In recent years, the development of molecular tests for malaria has introduced new diagnostic methods for the detection and identification of malaria parasites to the species level. In particular, real-time PCR has been promoted as an automated, quantitative, and closed system that reduces the risk of cross-contamination inherent in conventional PCR. Several real-time PCR methods for malaria have been described and validated within a research setting with very good sensitivity and specificity (8). However, specific limitations of each assay have largely precluded full implementation of these tests within diagnostic laboratories. Several assays have been developed that can identify P. falciparum but fail to distinguish among P. ovale, P. vivax, and P. malariae (7, 9). One method uses primer sets specific to P. falciparum, P. vivax, and P. ovale but does not include primers to detect P. malariae (18). This method also fails to capture DNA sequence variations in circulating strains of P. ovale (3, 4).
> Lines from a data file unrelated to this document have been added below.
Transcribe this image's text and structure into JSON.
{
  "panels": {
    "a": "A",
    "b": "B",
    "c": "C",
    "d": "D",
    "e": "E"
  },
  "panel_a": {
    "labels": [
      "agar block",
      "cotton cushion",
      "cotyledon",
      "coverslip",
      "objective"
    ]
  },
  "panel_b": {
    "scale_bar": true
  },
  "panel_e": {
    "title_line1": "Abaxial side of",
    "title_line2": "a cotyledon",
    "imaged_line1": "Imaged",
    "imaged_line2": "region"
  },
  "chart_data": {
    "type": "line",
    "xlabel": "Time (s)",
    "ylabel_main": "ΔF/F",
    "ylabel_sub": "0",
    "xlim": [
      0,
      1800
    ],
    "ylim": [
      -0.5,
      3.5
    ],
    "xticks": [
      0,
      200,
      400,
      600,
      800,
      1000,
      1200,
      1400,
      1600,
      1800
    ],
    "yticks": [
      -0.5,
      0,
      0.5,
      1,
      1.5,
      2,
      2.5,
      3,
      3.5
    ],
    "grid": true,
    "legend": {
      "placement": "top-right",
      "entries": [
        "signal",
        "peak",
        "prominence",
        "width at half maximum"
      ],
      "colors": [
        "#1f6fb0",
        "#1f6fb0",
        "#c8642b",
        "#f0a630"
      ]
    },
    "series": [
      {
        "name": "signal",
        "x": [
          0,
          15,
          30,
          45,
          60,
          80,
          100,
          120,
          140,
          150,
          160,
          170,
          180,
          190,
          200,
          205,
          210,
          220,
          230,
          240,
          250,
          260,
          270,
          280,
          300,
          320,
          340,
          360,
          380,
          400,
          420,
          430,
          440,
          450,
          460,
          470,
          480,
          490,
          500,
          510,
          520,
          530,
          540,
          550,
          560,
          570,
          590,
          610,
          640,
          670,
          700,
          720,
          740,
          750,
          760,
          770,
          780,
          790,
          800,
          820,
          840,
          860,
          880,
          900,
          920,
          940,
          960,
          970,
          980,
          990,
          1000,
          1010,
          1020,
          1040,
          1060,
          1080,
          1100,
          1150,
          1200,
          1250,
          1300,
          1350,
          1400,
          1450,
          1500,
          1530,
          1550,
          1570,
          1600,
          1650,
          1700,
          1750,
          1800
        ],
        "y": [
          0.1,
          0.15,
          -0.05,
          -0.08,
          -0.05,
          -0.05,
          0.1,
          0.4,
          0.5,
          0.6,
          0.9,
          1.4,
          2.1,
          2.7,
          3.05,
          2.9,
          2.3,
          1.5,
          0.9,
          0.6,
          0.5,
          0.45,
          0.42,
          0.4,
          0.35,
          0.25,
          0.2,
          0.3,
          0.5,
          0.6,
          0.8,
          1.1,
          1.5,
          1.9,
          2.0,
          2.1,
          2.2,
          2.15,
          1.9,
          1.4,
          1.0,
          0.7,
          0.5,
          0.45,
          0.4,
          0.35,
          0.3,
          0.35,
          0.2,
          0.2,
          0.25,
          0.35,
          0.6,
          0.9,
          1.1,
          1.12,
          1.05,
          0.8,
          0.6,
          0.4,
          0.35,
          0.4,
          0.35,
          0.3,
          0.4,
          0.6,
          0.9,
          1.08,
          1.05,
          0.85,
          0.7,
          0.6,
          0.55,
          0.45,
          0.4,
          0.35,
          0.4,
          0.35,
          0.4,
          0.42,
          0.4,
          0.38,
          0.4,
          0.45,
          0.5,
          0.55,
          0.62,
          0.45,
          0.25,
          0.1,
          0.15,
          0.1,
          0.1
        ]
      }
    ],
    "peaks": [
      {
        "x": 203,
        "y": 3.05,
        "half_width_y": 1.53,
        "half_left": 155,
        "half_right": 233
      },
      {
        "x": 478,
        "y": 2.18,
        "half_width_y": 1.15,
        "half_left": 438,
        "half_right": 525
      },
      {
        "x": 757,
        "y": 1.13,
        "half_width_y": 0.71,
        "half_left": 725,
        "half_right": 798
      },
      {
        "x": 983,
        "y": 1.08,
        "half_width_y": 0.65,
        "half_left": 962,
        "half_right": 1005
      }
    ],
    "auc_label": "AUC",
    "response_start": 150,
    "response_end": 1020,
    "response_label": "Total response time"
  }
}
Another major limitation is the ability of these PCR assays to detect mixed Plasmodium infections. For assays that use conserved primers, this is attributed to competition of the primers for multiple templates in the sample (3, 12, 14, 19). Mixed species infections account for 3 to 5% of the malaria infections observed in areas where the disease is not endemic (15, 20). They are particularly challenging for microscopists and represent one aspect of malaria diagnosis where molecular methods can clearly support conventional microscopy. Failure to detect the minor species upon diagnosis can significantly impact patient care.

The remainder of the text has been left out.